Long métrage d'animation de Michel Ocelot France Belgique
Dans le Paris de la Belle Époque, en compagnie d’un jeune livreur en triporteur, la petite kanake Dilili mène une enquête sur des enlèvements mystérieux de fillettes. Elle rencontre des hommes et des femmes extraordinaires, qui lui donnent des indices. Elle découvre sous terre des méchants très particuliers, les Mâles-Maîtres. Les deux amis lutteront avec entrain pour une vie active dans la lumière et le vivre-ensemble…
Elle s’appelle Dilili ; originaire de Nouvelle Calédonie, elle est à Paris ; elle s’exprime dans un français impeccable pour ne pas dire « châtié » -celui que lui a enseigné Louise Michel. Sous l’égide d'une comtesse, elle veut prendre le temps de se familiariser avec le Paris de la Belle Epoque. Mais sa déambulation dans la capitale se transforme très vite en enquête-cauchemar : des Mâles-Maîtres sévissent dans les entrailles de la ville réduisant en esclavage les fillettes capturées ; il faut les débusquer ; il faut les punir ; elle est aidée par Orel à bord d’un triporteur -qui allègrement dévale rues, escaliers, ou d’un bateau cygne qui glisse sur les eaux dans les égouts de Paris ; avant qu’elle ne soit elle-même victime de ces bourreaux misogynes...rejoignant le "troupeau" des fillettes encagoulées de noir rampant à "quatre pattes" et servant de siège au mâle oppresseur...

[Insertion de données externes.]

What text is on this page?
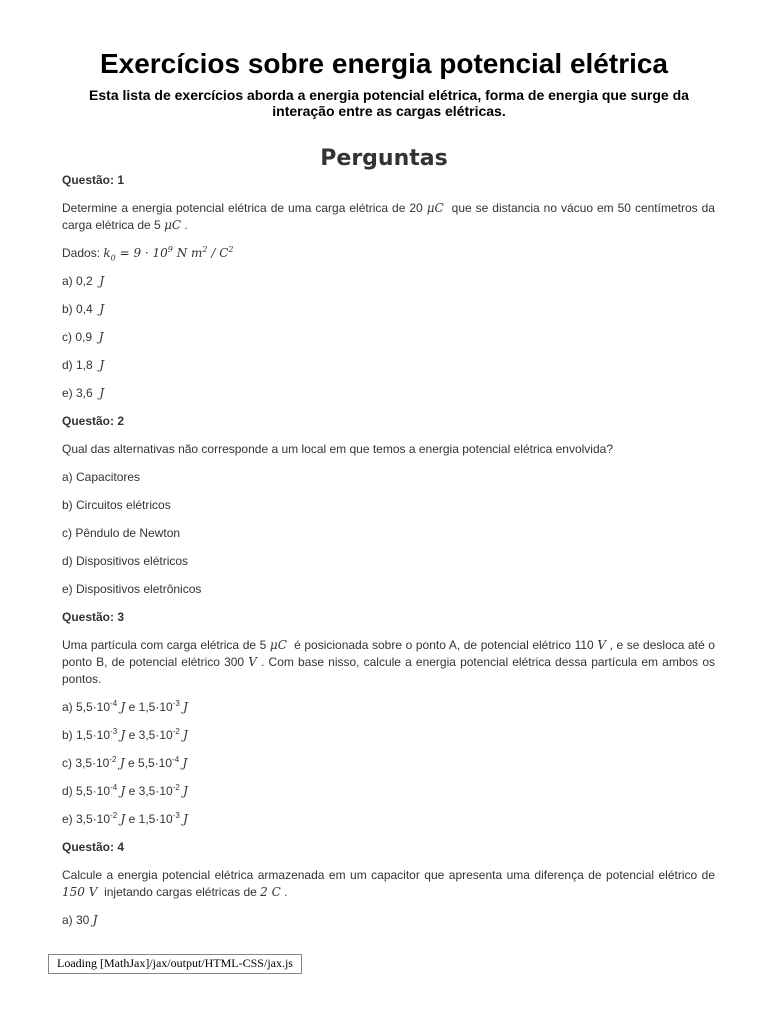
Exercícios sobre energia potencial elétrica

Esta lista de exercícios aborda a energia potencial elétrica, forma de energia que surge da interação entre as cargas elétricas.

Perguntas

Questão: 1

Determine a energia potencial elétrica de uma carga elétrica de 20 μC que se distancia no vácuo em 50 centímetros da carga elétrica de 5 μC .

Dados: $k_0 = 9 \cdot 10^9$ N $m^2 / C^2$

a) 0,2 J

b) 0,4 J

c) 0,9 J

d) 1,8 J

e) 3,6 J

Questão: 2

Qual das alternativas não corresponde a um local em que temos a energia potencial elétrica envolvida?

a) Capacitores

b) Circuitos elétricos

c) Pêndulo de Newton

d) Dispositivos elétricos

e) Dispositivos eletrônicos

Questão: 3

Uma partícula com carga elétrica de 5 μC é posicionada sobre o ponto A, de potencial elétrico 110 V , e se desloca até o ponto B, de potencial elétrico 300 V . Com base nisso, calcule a energia potencial elétrica dessa partícula em ambos os pontos.

a) $5,5\cdot 10^{-4}$ J e $1,5\cdot 10^{-3}$ J

b) $1,5\cdot 10^{-3}$ J e $3,5\cdot 10^{-2}$ J

c) $3,5\cdot 10^{-2}$ J e $5,5\cdot 10^{-4}$ J

d) $5,5\cdot 10^{-4}$ J e $3,5\cdot 10^{-2}$ J

e) $3,5\cdot 10^{-2}$ J e $1,5\cdot 10^{-3}$ J

Questão: 4

Calcule a energia potencial elétrica armazenada em um capacitor que apresenta uma diferença de potencial elétrico de 150 V injetando cargas elétricas de 2 C .

a) 30 J

Loading [MathJax]/jax/output/HTML-CSS/jax.js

Et voici que défilent tous les artistes écrivains peintres (Picasso Toulouse Lautrec Monet Rodin Proust ) la cantatrice Emma Calvé, les scientifiques Pasteur, les figures féministes Colette, Sarah Bernhardt, Marie Curie , Louise Michel, les inventeurs Santos-Dumont...Tous nimbés d’une aura quasi céleste ils sont comme les « phares » de la culture (on pense au poème de Baudelaire) , ils seront les guides, ils apporteront un soutien dans la lutte contre les mâles- maîtres. Leurs noms ? La petite Dilili les inscrit sur son calepin (d’ailleurs les feuilles arrachées joueront le rôle d’indices quand Orel partira à sa recherche alors qu’elle a été kidnappée )
La scène d’ouverture aura eu le privilège de "surprendre" le spectateur. Est-on au pays de Kirikou ?? Un plan élargi et un travelling ascendant vont vite démentir cette première impression….
Sinon le conte et sa parabole féministe, la revendication de l’altérité, (alors que triomphe le racisme) la lutte contre l’injustice et la traque des mâles oppresseurs, pèchent par un excès d’explications (ah didactisme quand tu nous tiens) et une tendance fâcheuse au catalogue (on croit lire le bottin) que dessert une diction trop scolaire ! Manque de nuances, facticité du procédé !
Certes il y a la technique, la profusion de couleurs, des ambiances, des univers à la Douanier Rousseau, d’autres très oniriques et comme nous sommes dans le Paris du début du XX° siècle la musique de Satie (entre autres). De plus Ocelot a retouché ses propres photographies de Paris afin de les faire « coller » à la réalité de la Belle Epoque. Il joue sur l’alternance contrastée entre le Paris de l’animation aux couleurs franches vives traitées en aplats, un graphisme qui rappelle l’enluminure et le sépia des photos retouchées ; de même qu’il joue sur l’opposition entre lumière et ombre -lumière des premières révoltes féministes et noirceur d’un monde chthonien où règne le mâle oppresseur-
Pour autant son message sera-t-il audible pour un gamin ? On peut en douter…Quant à l’adulte accompagnateur s'il éprouve le plaisir de « reconnaître » dans l’immense défilé tel ou tel artiste, sera-t-il à même de le partager???
Quoi qu'il en soit, laissons opérer la magie du conte: le public est transporté par la voix de Nathalie Dessay, le voici à bord d’un dirigeable au-dessus des « miasmes morbides » dans un bleu constellé d'étoiles. L'Ennemi a été vaincu !!